By Alan Bean
With the first presidential debate looming, Mitt Romney has moved to the center on the immigration issue. He still promises to oppose the DREAM act, if elected, to veto the bill if it passes congressional muster. But Romney now says he would honor the work visas which, at President Obama’s direction, are currently being awarded to young undocumented immigrants who came to the United States as children.
As Ross Douthat (with admirable cynicism) pointed out in a recent column, when it comes to the immigration issue, presidential aspirants can win votes by exhibiting compassion (George W. Bush, Rick Perry) or by playing mean (Mitt Romney during the primary season), but there is no advantage to waffling between these two strategies. Like most right-leaning pundits, Douthat favors using immigration as a wedge issue:
Taking a more restrictionist position and using the issue to portray the Democrats as beholden to their party’s ethnic interest groups and out of step with blue collar Americans’ concerns.
The wise course, in other words, is to drive a wedge between hardworking Latinos and Anglos. Nice, Ross. A self-proclaimed “Christian” columnist advocates this sort of nastiness and no one cries “for shame!” That’s the America we live in. Christianity, it seems, has no moral application unless we’re talking about abortion.
Texas politicians like George W. Bush and Rick Perry are “soft on immigration” because their support base includes a lot of agribusiness people who couldn’t survive without cheap undocumented labor. Alienating Latino voters might benefit Republicans in the short-term; but it is a long-term loser.
It is also devilish, but hey, in American politics you’ve got to give the devil his due.
Romney and Obama are both waffling on the immigration issue. Obama claims to be working for comprehensive immigration reform (known as CIR in immigration reform circles), but he also deported a record 400,000 undocumented immigrants last year, three-quarters of them to Mexico. To put that in context, that’s the same number of undocumented residents the United States deported between 1908 and 1980. In theory, the feds are deporting criminals, “the worst of the worst”. In reality, half of the deportees have no criminal record and most of the “criminals” represent little threat to American public safety.
Historically, American politicians of both parties have waffled on immigration, bouncing between compassion and demagoguery. In 1986, Ronald Reagan signed a bill that exchanged amnesty for many undocumented immigrants for assurances that the border would be closed to new arrivals. Typically, the approach has been to privilege on group of undocumented Americans at the expense of other undocumented groups. The DREAM act, for instance, would allow young people who came to the United States as children to obtain work permits and apply for citizenship, but their parents, and children who arrived too late, would be out of luck.
This good-immigrant-bad-immigrant approach is fundamentally unfair and utterly unworkable.

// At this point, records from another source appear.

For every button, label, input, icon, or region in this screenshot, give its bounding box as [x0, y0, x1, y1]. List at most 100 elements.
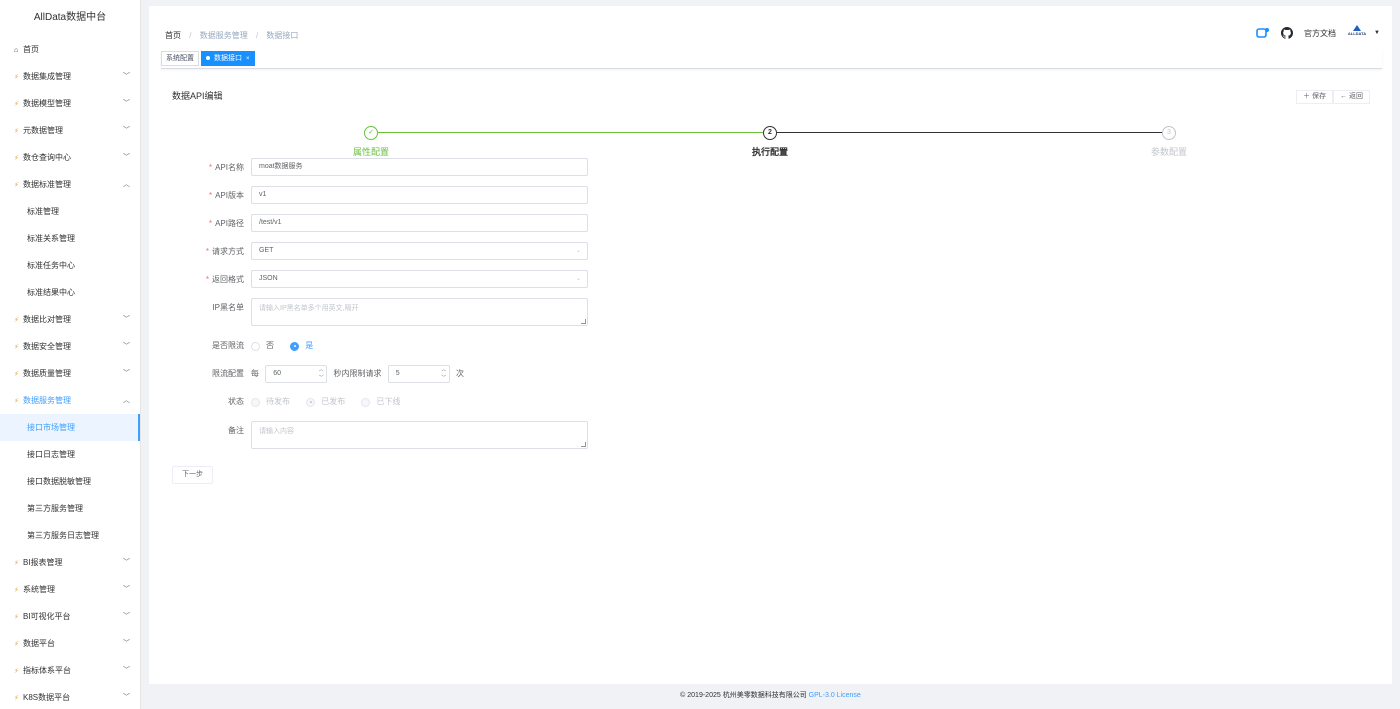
screenfull-icon[interactable] — [1256, 26, 1270, 40]
menu-icon: ⚡ — [14, 398, 19, 405]
sidebar-item[interactable]: ⚡ BI报表管理 ﹀ — [0, 549, 140, 576]
step-line-2 — [777, 132, 1162, 133]
chevron-down-icon: ﹀ — [123, 667, 130, 674]
chevron-down-icon: ﹀ — [123, 694, 130, 701]
api-version-label: * API版本 — [208, 191, 244, 200]
api-version-input[interactable]: v1 — [251, 186, 588, 204]
sidebar-item[interactable]: ⚡ 元数据管理 ﹀ — [0, 117, 140, 144]
rate-limit-no-radio[interactable]: 否 — [251, 336, 274, 356]
breadcrumb: 首页 / 数据服务管理 / 数据接口 — [165, 30, 298, 41]
save-button[interactable]: ＋ 保存 — [1296, 90, 1334, 104]
chevron-down-icon: ﹀ — [123, 73, 130, 80]
deny-textarea[interactable]: 请输入IP黑名单多个用英文,隔开 — [251, 298, 588, 326]
sidebar-item-label: 首页 — [23, 45, 39, 54]
stepper-arrows-icon[interactable]: ︿ ﹀ — [439, 366, 449, 382]
sidebar-item-label: 数仓查询中心 — [23, 153, 71, 162]
sidebar-subitem[interactable]: 接口市场管理 — [0, 414, 140, 441]
sidebar-item-label: 系统管理 — [23, 585, 55, 594]
api-path-input[interactable]: /test/v1 — [251, 214, 588, 232]
tag-system-config[interactable]: 系统配置 — [161, 51, 199, 66]
back-label: 返回 — [1349, 93, 1363, 100]
docs-link[interactable]: 官方文档 — [1304, 28, 1336, 39]
card-actions: ＋ 保存 ← 返回 — [1296, 90, 1370, 104]
chevron-down-icon: ﹀ — [123, 127, 130, 134]
back-button[interactable]: ← 返回 — [1333, 90, 1370, 104]
req-method-label: * 请求方式 — [205, 247, 244, 256]
sidebar-item[interactable]: ⚡ K8S数据平台 ﹀ — [0, 684, 140, 709]
req-method-value: GET — [259, 247, 274, 254]
breadcrumb-item-home[interactable]: 首页 — [165, 31, 181, 40]
req-method-select[interactable]: GET ⌄ — [251, 242, 588, 260]
sidebar-item-label: 数据质量管理 — [23, 369, 71, 378]
sidebar-item[interactable]: ⚡ BI可视化平台 ﹀ — [0, 603, 140, 630]
sidebar-item-label: BI报表管理 — [23, 558, 63, 567]
sidebar-item[interactable]: ⚡ 数据比对管理 ﹀ — [0, 306, 140, 333]
status-label: 状态 — [228, 397, 244, 406]
tag-data-api[interactable]: 数据接口 × — [201, 51, 255, 66]
sidebar-item[interactable]: ⚡ 数据标准管理 ︿ — [0, 171, 140, 198]
sidebar-item[interactable]: ⚡ 数据服务管理 ︿ — [0, 387, 140, 414]
chevron-down-icon: ﹀ — [123, 316, 130, 323]
res-type-value: JSON — [259, 275, 278, 282]
sidebar-item[interactable]: ⚡ 系统管理 ﹀ — [0, 576, 140, 603]
sidebar-item[interactable]: ⚡ 数据集成管理 ﹀ — [0, 63, 140, 90]
step-2-label: 执行配置 — [751, 147, 788, 157]
chevron-down-icon: ﹀ — [123, 100, 130, 107]
form-row-deny: IP黑名单 请输入IP黑名单多个用英文,隔开 — [149, 298, 749, 326]
sidebar-item-label: 数据安全管理 — [23, 342, 71, 351]
sidebar-item[interactable]: ⌂ 首页 — [0, 36, 140, 63]
page-title: 数据API编辑 — [172, 91, 223, 101]
sidebar-item-label: 数据标准管理 — [23, 180, 71, 189]
form-row-api-version: * API版本 v1 — [149, 186, 749, 206]
app-title: AllData数据中台 — [33, 12, 107, 23]
form-row-rate-limit: 是否限流 否 是 — [149, 336, 749, 356]
stepper-arrows-icon[interactable]: ︿ ﹀ — [316, 366, 326, 382]
status-offline-radio[interactable]: 已下线 — [361, 392, 400, 412]
limit-prefix: 每 — [251, 369, 259, 378]
sidebar-item[interactable]: ⚡ 数据质量管理 ﹀ — [0, 360, 140, 387]
sidebar-subitem[interactable]: 第三方服务管理 — [0, 495, 140, 522]
sidebar-item[interactable]: ⚡ 数据平台 ﹀ — [0, 630, 140, 657]
chevron-down-icon: ﹀ — [123, 370, 130, 377]
sidebar-subitem[interactable]: 第三方服务日志管理 — [0, 522, 140, 549]
license-link[interactable]: GPL-3.0 License — [809, 692, 861, 699]
seconds-stepper[interactable]: 60 ︿ ﹀ — [265, 365, 328, 383]
rate-limit-yes-radio[interactable]: 是 — [290, 336, 313, 356]
status-published-radio[interactable]: 已发布 — [306, 392, 345, 412]
user-menu[interactable]: ALLDATA ▼ — [1346, 25, 1380, 39]
remark-label: 备注 — [228, 426, 244, 435]
api-name-input[interactable]: moat数据服务 — [251, 158, 588, 176]
step-line-1 — [378, 132, 763, 133]
step-3-icon: 3 — [1162, 126, 1176, 140]
sidebar-subitem[interactable]: 接口数据脱敏管理 — [0, 468, 140, 495]
form-row-api-name: * API名称 moat数据服务 — [149, 158, 749, 178]
navbar: 首页 / 数据服务管理 / 数据接口 官方文档 ALLDATA ▼ — [149, 6, 1392, 54]
form-row-status: 状态 待发布 已发布 已下线 — [149, 392, 749, 412]
close-icon[interactable]: × — [246, 56, 250, 62]
github-icon[interactable] — [1280, 26, 1294, 40]
sidebar-subitem[interactable]: 标准任务中心 — [0, 252, 140, 279]
res-type-label: * 返回格式 — [205, 275, 244, 284]
breadcrumb-separator: / — [189, 31, 192, 40]
next-step-button[interactable]: 下一步 — [172, 466, 213, 484]
sidebar-subitem[interactable]: 标准结果中心 — [0, 279, 140, 306]
check-icon: ✓ — [364, 126, 378, 140]
sidebar-item-label: 数据平台 — [23, 639, 55, 648]
form-row-api-path: * API路径 /test/v1 — [149, 214, 749, 234]
sidebar-item[interactable]: ⚡ 指标体系平台 ﹀ — [0, 657, 140, 684]
form-row-res-type: * 返回格式 JSON ⌄ — [149, 270, 749, 290]
remark-textarea[interactable]: 请输入内容 — [251, 421, 588, 449]
times-stepper[interactable]: 5 ︿ ﹀ — [387, 365, 450, 383]
status-pending-radio[interactable]: 待发布 — [251, 392, 290, 412]
sidebar-subitem[interactable]: 标准管理 — [0, 198, 140, 225]
sidebar-subitem[interactable]: 标准关系管理 — [0, 225, 140, 252]
menu-icon: ⚡ — [14, 128, 19, 135]
sidebar-item[interactable]: ⚡ 数据安全管理 ﹀ — [0, 333, 140, 360]
sidebar-item[interactable]: ⚡ 数仓查询中心 ﹀ — [0, 144, 140, 171]
menu-icon: ⚡ — [14, 344, 19, 351]
res-type-select[interactable]: JSON ⌄ — [251, 270, 588, 288]
header-right-menu: 官方文档 ALLDATA ▼ — [1256, 25, 1380, 40]
active-dot-icon — [206, 56, 210, 61]
sidebar-item[interactable]: ⚡ 数据模型管理 ﹀ — [0, 90, 140, 117]
sidebar-subitem[interactable]: 接口日志管理 — [0, 441, 140, 468]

We gain nothing by kicking the immigration can down the road.
Politicians like Obama and Romney can’t be more progressive (or regressive) than the American middle. A new poll suggests that the majority of Americans now favor providing a path to citizenship over mass deportation. This shift occurred, I suspect, because Barack Obama found the courage to protect (albeit temporarily) DREAM act young people from immediate deportation.
Few of us think our way to an opinion. We listen to what significant others are saying and follow suit. We don’t all march to the same drummer, but few of us supply our own drum track. True reform will come when both major parties realize that they can get one of their people elected president, or they can enrage the Latino electorate, but they can’t do both.